Outras formas de romper o estigma

O psiquiatra lamenta que sugerir a alguém que a pessoa busque por terapia ainda seja visto como ofensivo – e a resposta normalmente venha acompanhada do raciocínio "você quer dizer que eu sou louco?". “Por isso, o melhor caminho costuma ser dar um inocente (mas nem tanto) relato individual: quando a pessoa relata um quadro doloroso, respondemos algo como ‘puxa, passei por algo muito parecido. Felizmente eu tive muito suporte na minha terapia, fez para mim toda a diferença!’. Esse tipo de narrativa é mais bem aceito”, ensina.

Porém, quem sugere a terapia como alternativa de tratamento sempre se corre o risco de ouvir frases como “não preciso, eu rezo e tudo fica bem”, “não preciso de terapia, pois tenho academia/mesa do bar” ou “remédio é coisa de gente louca”. Neste caso, Emmanuel pondera que, sim, fazer uma atividade física, atividades prazerosas, encontros sociais com amigos e conexão com a própria espiritualidade são superimportantes e nunca deveriam ser negligenciados ou deixados de lado. 
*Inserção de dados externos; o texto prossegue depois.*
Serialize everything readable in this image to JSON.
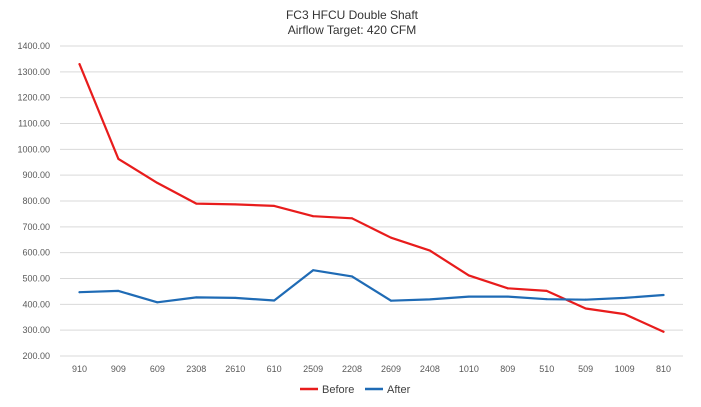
{
  "chart_data": {
    "type": "line",
    "title": "FC3 HFCU Double Shaft",
    "subtitle": "Airflow Target: 420 CFM",
    "xlabel": "",
    "ylabel": "",
    "ylim": [
      200,
      1400
    ],
    "yticks": [
      "200.00",
      "300.00",
      "400.00",
      "500.00",
      "600.00",
      "700.00",
      "800.00",
      "900.00",
      "1000.00",
      "1100.00",
      "1200.00",
      "1300.00",
      "1400.00"
    ],
    "grid": true,
    "legend": "bottom",
    "categories": [
      "910",
      "909",
      "609",
      "2308",
      "2610",
      "610",
      "2509",
      "2208",
      "2609",
      "2408",
      "1010",
      "809",
      "510",
      "509",
      "1009",
      "810"
    ],
    "series": [
      {
        "name": "Before",
        "color": "#e81c1c",
        "values": [
          1330,
          963,
          870,
          790,
          787,
          781,
          741,
          733,
          658,
          608,
          512,
          462,
          452,
          384,
          362,
          294
        ]
      },
      {
        "name": "After",
        "color": "#1f6bb5",
        "values": [
          447,
          452,
          408,
          427,
          425,
          415,
          532,
          508,
          414,
          419,
          430,
          430,
          420,
          418,
          425,
          436
        ]
      }
    ]
  }
}
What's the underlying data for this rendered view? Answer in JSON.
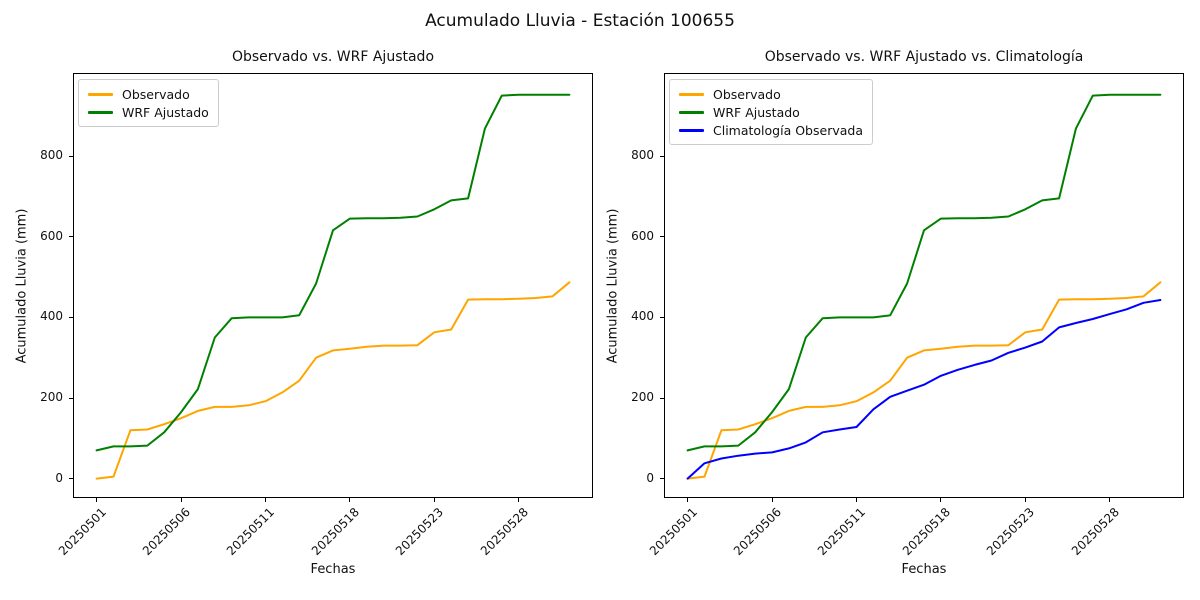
{
  "figure": {
    "title": "Acumulado Lluvia - Estación 100655",
    "background": "#ffffff",
    "text_color": "#111111"
  },
  "colors": {
    "observado": "#FFA500",
    "wrf_ajustado": "#008000",
    "climatologia": "#0000FF",
    "legend_border": "#cccccc",
    "spine": "#000000"
  },
  "chart_data": [
    {
      "type": "line",
      "title": "Observado vs. WRF Ajustado",
      "xlabel": "Fechas",
      "ylabel": "Acumulado Lluvia (mm)",
      "x_tick_labels": [
        "20250501",
        "20250506",
        "20250511",
        "20250518",
        "20250523",
        "20250528"
      ],
      "x_tick_indices": [
        0,
        5,
        10,
        15,
        20,
        25
      ],
      "y_ticks": [
        0,
        200,
        400,
        600,
        800
      ],
      "xlim": [
        -1.4,
        29.4
      ],
      "ylim": [
        -48,
        1006
      ],
      "n_points": 29,
      "grid": false,
      "legend_position": "upper-left",
      "series": [
        {
          "name": "Observado",
          "color": "#FFA500",
          "values": [
            0,
            5,
            120,
            122,
            135,
            150,
            168,
            178,
            178,
            182,
            192,
            214,
            243,
            300,
            318,
            322,
            327,
            330,
            330,
            331,
            363,
            370,
            444,
            445,
            445,
            446,
            448,
            452,
            487
          ]
        },
        {
          "name": "WRF Ajustado",
          "color": "#008000",
          "values": [
            70,
            80,
            80,
            82,
            115,
            165,
            222,
            350,
            398,
            400,
            400,
            400,
            405,
            484,
            616,
            645,
            646,
            646,
            647,
            650,
            668,
            690,
            695,
            868,
            950,
            952,
            952,
            952,
            952
          ]
        }
      ]
    },
    {
      "type": "line",
      "title": "Observado vs. WRF Ajustado vs. Climatología",
      "xlabel": "Fechas",
      "ylabel": "Acumulado Lluvia (mm)",
      "x_tick_labels": [
        "20250501",
        "20250506",
        "20250511",
        "20250518",
        "20250523",
        "20250528"
      ],
      "x_tick_indices": [
        0,
        5,
        10,
        15,
        20,
        25
      ],
      "y_ticks": [
        0,
        200,
        400,
        600,
        800
      ],
      "xlim": [
        -1.4,
        29.4
      ],
      "ylim": [
        -48,
        1006
      ],
      "n_points": 29,
      "grid": false,
      "legend_position": "upper-left",
      "series": [
        {
          "name": "Observado",
          "color": "#FFA500",
          "values": [
            0,
            5,
            120,
            122,
            135,
            150,
            168,
            178,
            178,
            182,
            192,
            214,
            243,
            300,
            318,
            322,
            327,
            330,
            330,
            331,
            363,
            370,
            444,
            445,
            445,
            446,
            448,
            452,
            487
          ]
        },
        {
          "name": "WRF Ajustado",
          "color": "#008000",
          "values": [
            70,
            80,
            80,
            82,
            115,
            165,
            222,
            350,
            398,
            400,
            400,
            400,
            405,
            484,
            616,
            645,
            646,
            646,
            647,
            650,
            668,
            690,
            695,
            868,
            950,
            952,
            952,
            952,
            952
          ]
        },
        {
          "name": "Climatología Observada",
          "color": "#0000FF",
          "values": [
            0,
            38,
            50,
            57,
            62,
            65,
            75,
            90,
            115,
            122,
            128,
            172,
            203,
            218,
            233,
            255,
            270,
            282,
            293,
            312,
            325,
            340,
            375,
            386,
            396,
            408,
            420,
            436,
            443
          ]
        }
      ]
    }
  ]
}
“Mas assim como encontrar os amigos não substitui fazer exercícios, as diversas categorias que fazem parte de uma vida saudável se complementam, não se substituem. E o acompanhamento psicoterápico e psiquiátrico podem - e muitas vezes devem! - fazer parte de uma vida saudável e valorada”, explicita.

Infelizmente, não conseguiremos convencer todas as pessoas a buscar tratamento, quando necessário, nem a respeitar as escolhas e necessidades de quem o faz. Porém, o importante é a pessoa que está em psicoterapia e/ou fazendo uso de psicofármacos se sentir mais feliz, melhorando. “Em relação a possíveis críticas, não há o que fazer além de ouvi-las. Já se os comentários forem preconceituosos, o paciente precisa, na hipótese mais neutra, ignorá-los solenemente”, conclui Emmanuel.